Digital Promise Micro-credentials and Credential Engine: Promoting Transparency Throughout the Ecosystem – Digital Promise

Digital Promise Micro-credentials and Credential Engine: Promoting Transparency Throughout the Ecosystem

Technology considerations for equity

November 21, 2024 | By

A Quick Look Back

One year after Digital Promise’s formal launch, Mozilla released the publicly available technical infrastructure for open badges. Fast forward to 2013: That same year, Digital Promise introduced educator micro-credentials.

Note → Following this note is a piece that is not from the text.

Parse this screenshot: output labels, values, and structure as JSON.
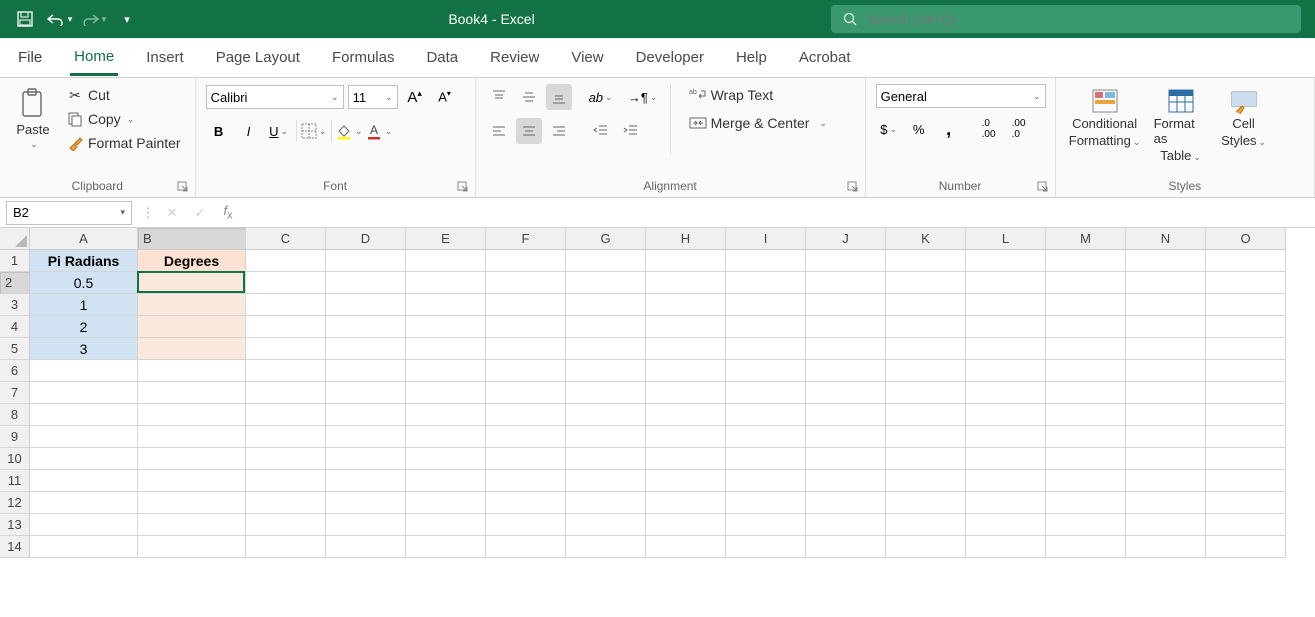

In the following decade, technical developments, systems, local and national policies, and program support grew throughout the badging ecosystem, ensuring learners have greater access to digital achievements that fit their needs and goals.

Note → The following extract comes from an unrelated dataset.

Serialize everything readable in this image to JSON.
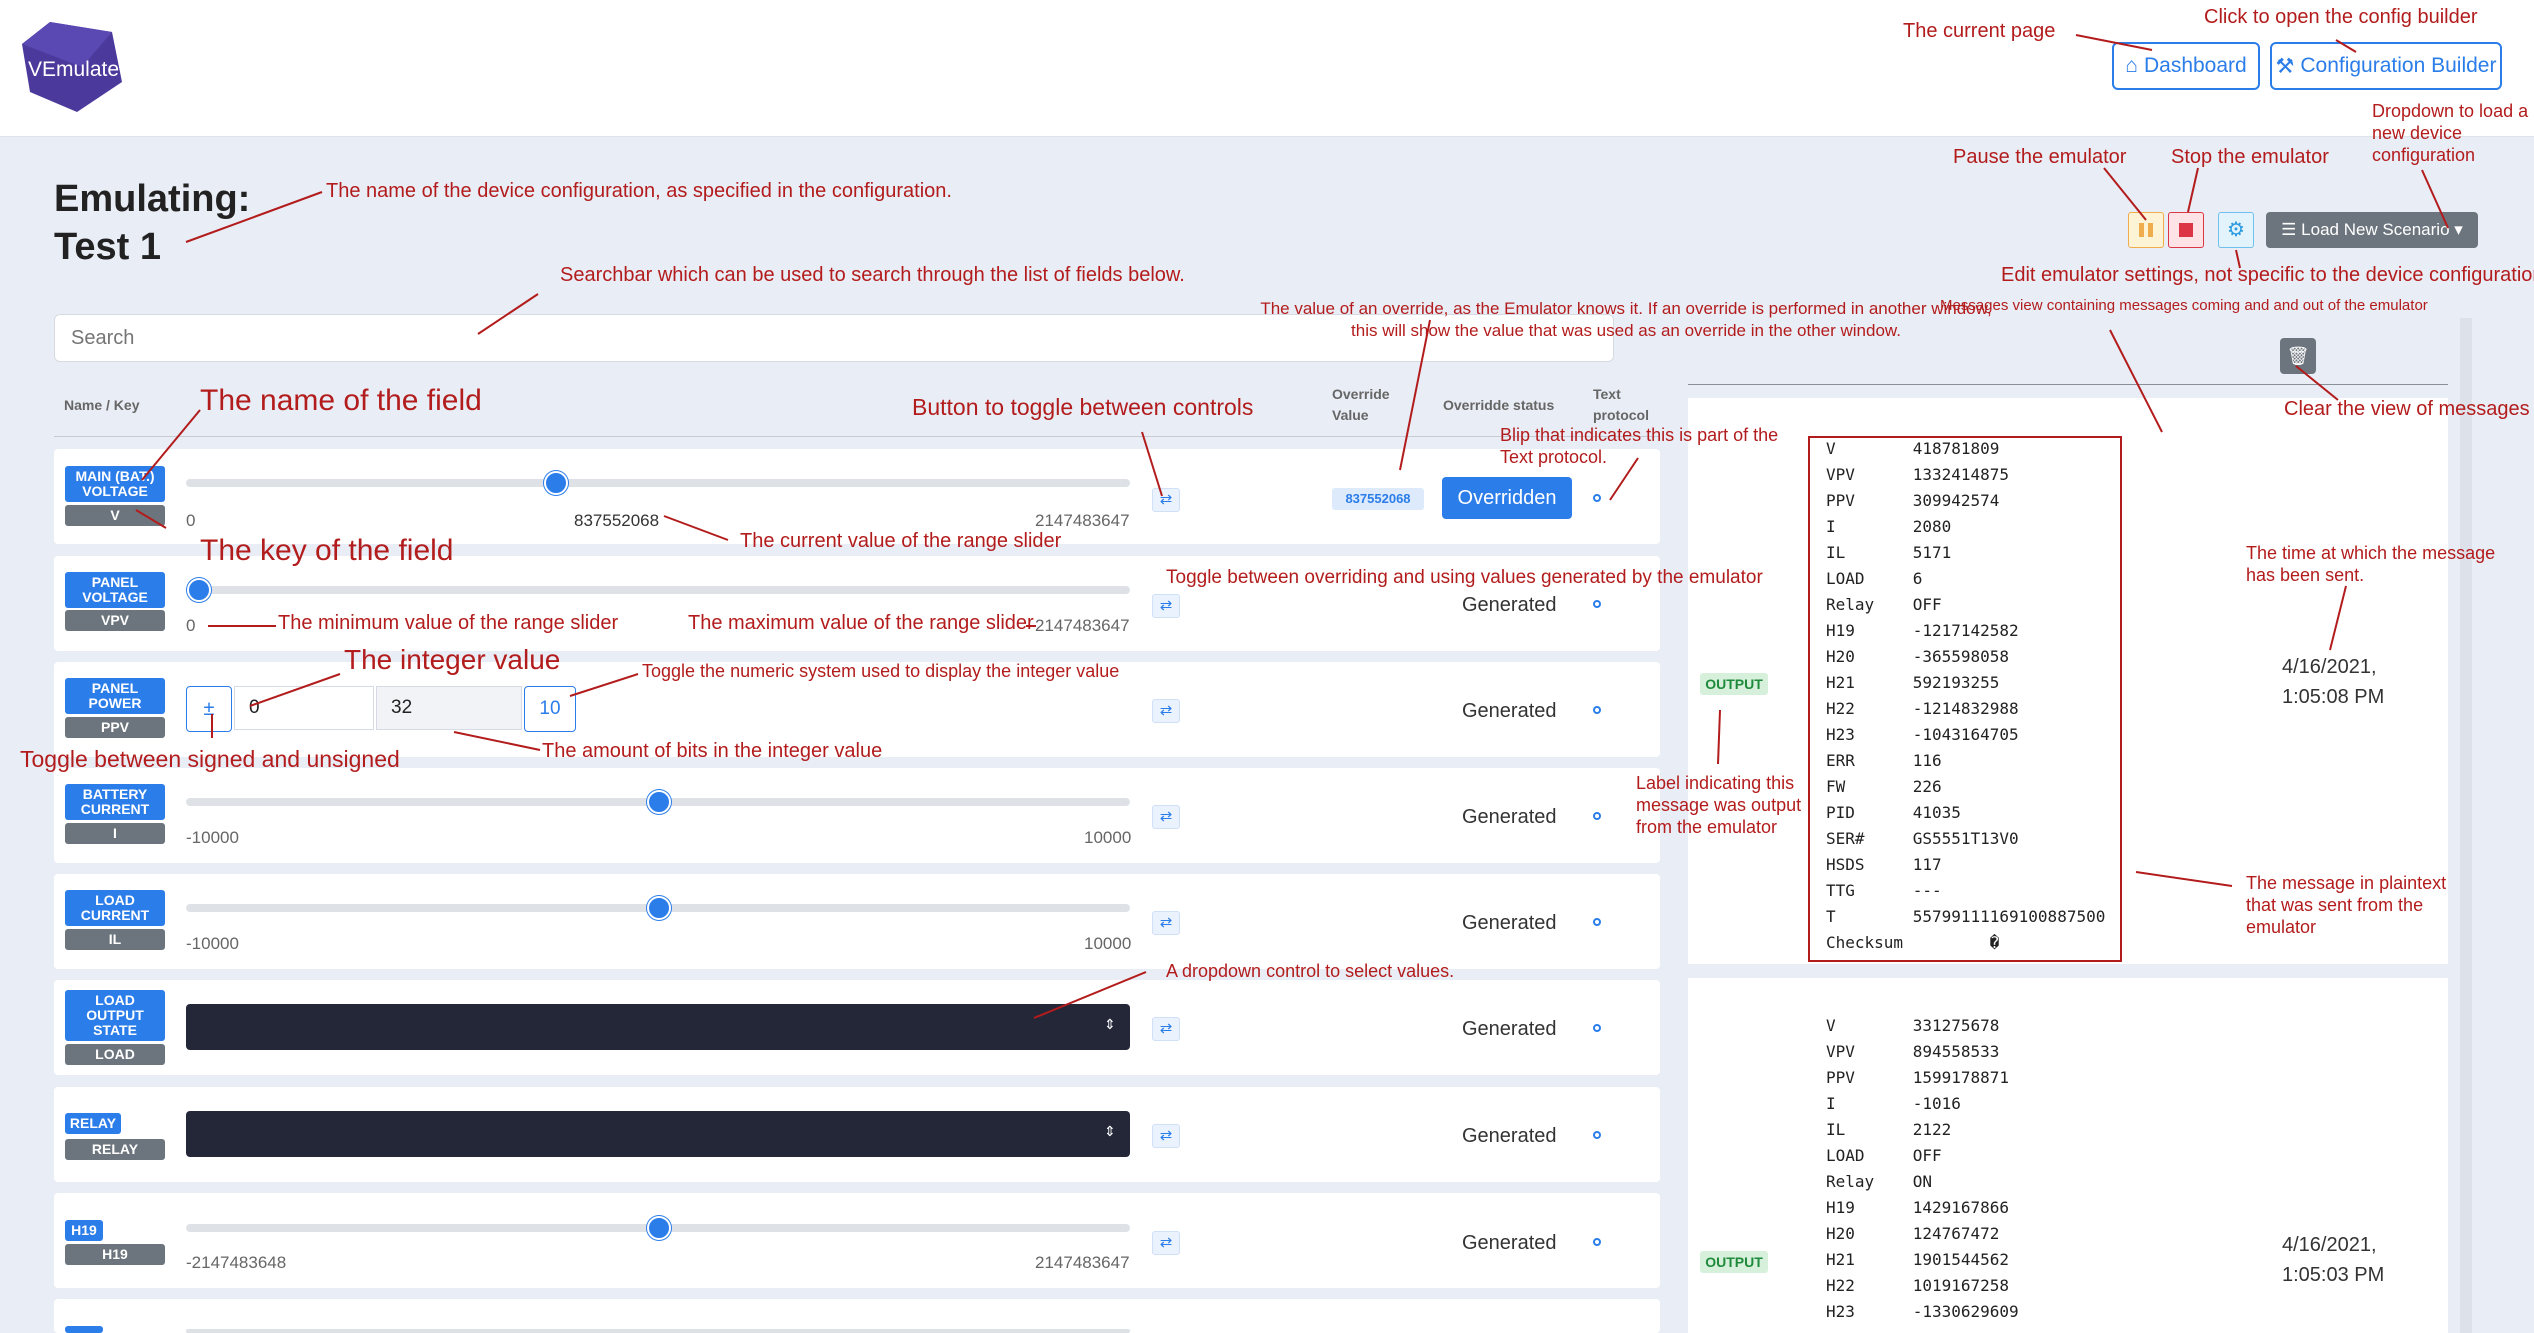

Since then, Digital Promise has built a system of competency-based micro-credentials and open-source badging technology that allow learners to achieve well-being, agency, and economic security regardless of where, how, and when they have attained their skills. Digital Promise micro-credentials are specific, competency-based digital credentials grounded in the Digital Promise Micro-credential Design Principles, including our research-backed competency-based framework. Transparency and trust are woven throughout the design principles—how all micro-credentials are written—and include cited, available research used to develop the competency; free resources for learners to use should they want to learn more; and specific and available rubrics so learners know exactly what and how their submissions will be evaluated. When these micro-credentials are awarded, they are signified by an Open Badge, which is a portable, transferable, digital credential that learners can use to show their skill and competency. The nature of how micro-credentials are constructed is collaborative; the team who develops micro-credentials is made up of subject matter experts, Digital Promise framework experts, and practitioners. This collaborative nature ensures that the content is rigorous, relevant to learners, and appropriate for what is being assessed.

Learners earning MCs need reliable, transferable, and recognizable digital credentials and signifier badges to have their competencies formally recognized. While some platforms may offer certificates and badges for attendance or seat time, Digital Promise’s MCs are the only verifiable credentials on the market aligned with a rigorously designed, research-based process certifying competency demonstration meeting the Open Badge Standard. Earners can feel confident their digital credentials are verifiable with metadata and will be internationally recognized and endorsed. In essence, learners have access to a rigorous competency-based assessment that leads to digital badges that learners control.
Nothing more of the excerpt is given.